THE BOMB AND HOW WE BUILT IT

Tuesday, 9 May 2022

Jacques is dead.

The portable stove is gone. I think it’s been destroyed. I’ll never know. I can’t ask.

I’m afraid to ask anything, I’m afraid they’ll tell me I don’t have the right to know. I’m afraid they’ll think it’s obscene. The funeral was yesterday.

Jacques is dead.

I know how funerals here go, I’ve been to one before. There’s naked dancing under the sprinklers and the Kitchen Staff spends the whole day preparing a very special meal, with even cake for dessert, and everyone sings while doing the dishes and no one gives a tinker’s tiny toot about the corpse. I want to cry.

There was a note from Leo waiting for me on my pillow as soon as I arrived. It said:
“I KNOW WHAT HAPPENED. YOUR JOURNAL ISN’T THE ONLY ONE I READ. I AM SO SORRY. I HOPE YOU CAN FORGIVE ME. COME TALK TO ME AND I WILL TELL YOU EVERYTHING. I HOPE YOU STILL WANT TO RUN AWAY WITH ME. LEO. PLEASE COME”

I have to find him now. He’s building The Bomb. He told me that lately they’ve started working in the afternoon, too, because it is so incredibly close to being finished, and they’re all so excited about it and love working on it and know it’s their mission to build it and can’t think of doing anything else. I don't know where The Bomb is being built. I’ll have to wait until dinner time to see Leo, which is in three hours. What am I going to do until then?
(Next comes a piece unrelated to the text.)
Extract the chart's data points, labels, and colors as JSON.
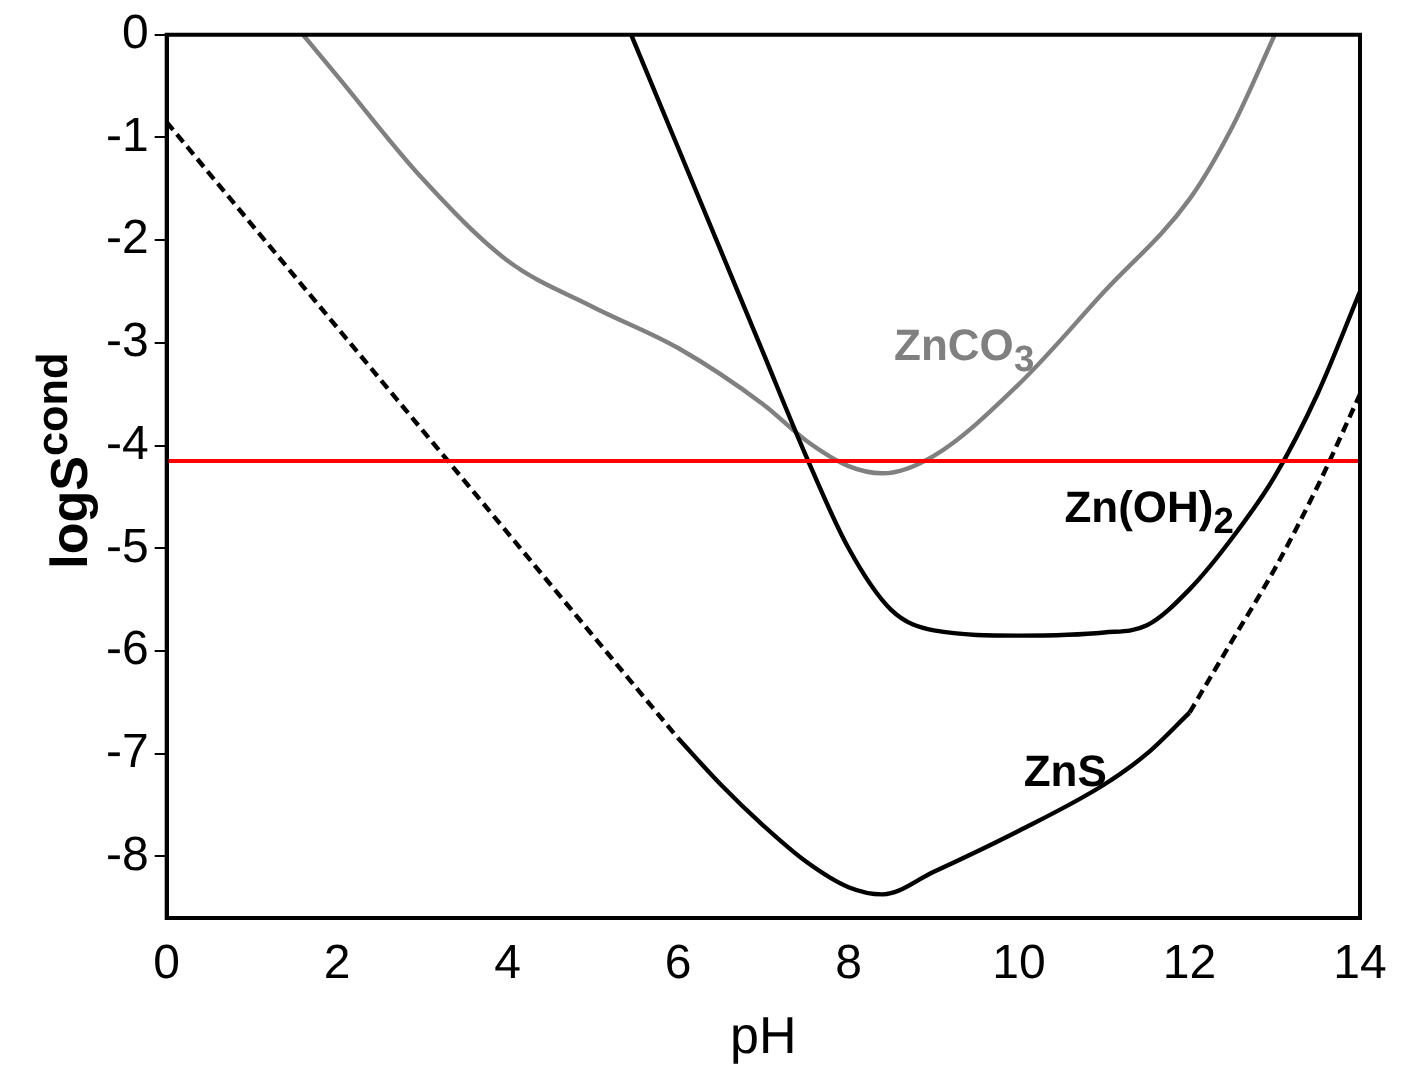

Unpack my suitcase. There is that board game, I still haven't figured it out. Could I spend three hours just looking at it? Yes. It’s so beautiful. There are all these little pictures all around it, of rooms in a house, a dining room, a living room, a kitchen, an entrance hall, a library, even a billiard room, and a room with just a piano and a beautiful red carpeted floor. And there are cards! So many wonderful pictures. There’s a candlestick and a stylish lady smoking a cigarette, and look at this guy with a moustache and monocle, he’s great, and what a funny outfit he’s wearing, what colour is this? Some sort of military uniform, I guess. An old lady in a black-and-white maid uniform, with a little lacey hat and everything. She looks so frail and helpless. People just don't look this frail and helpless now. I wonder why. In a way, the look on her face makes me think of an extreme level of safety. We sure feel less safe these days than scared people in the old days ever did. Scared people are the ones who live in the safest universe. They believe in the safety of it. They want to hold onto it at all costs. They have a lot to lose. I want to be scared like this poor maid on a board game, who has never known anything beyond the dining room and the living room and the kitchen and the entrance hall and the library and the billiard room and the weird room with the piano. There’s a picture of a lead pipe. A rope. A pistol. A handsome man wearing a suit with a bow tie. A dagger. A rich-looking widow covered in jewellery. I don't trust her. She looks evil to me. She looks like she could use any of the objects in the other cards to kill any of the other characters, in any of the rooms on the board. She looks like she would do it, if she had to. There’s also a picture of a monkey wrench. There are countless little strips of paper filled with funny words I don't understand and empty tick boxes. About fifteen minutes have passed. Jacques is dead. I’m never going to see him again.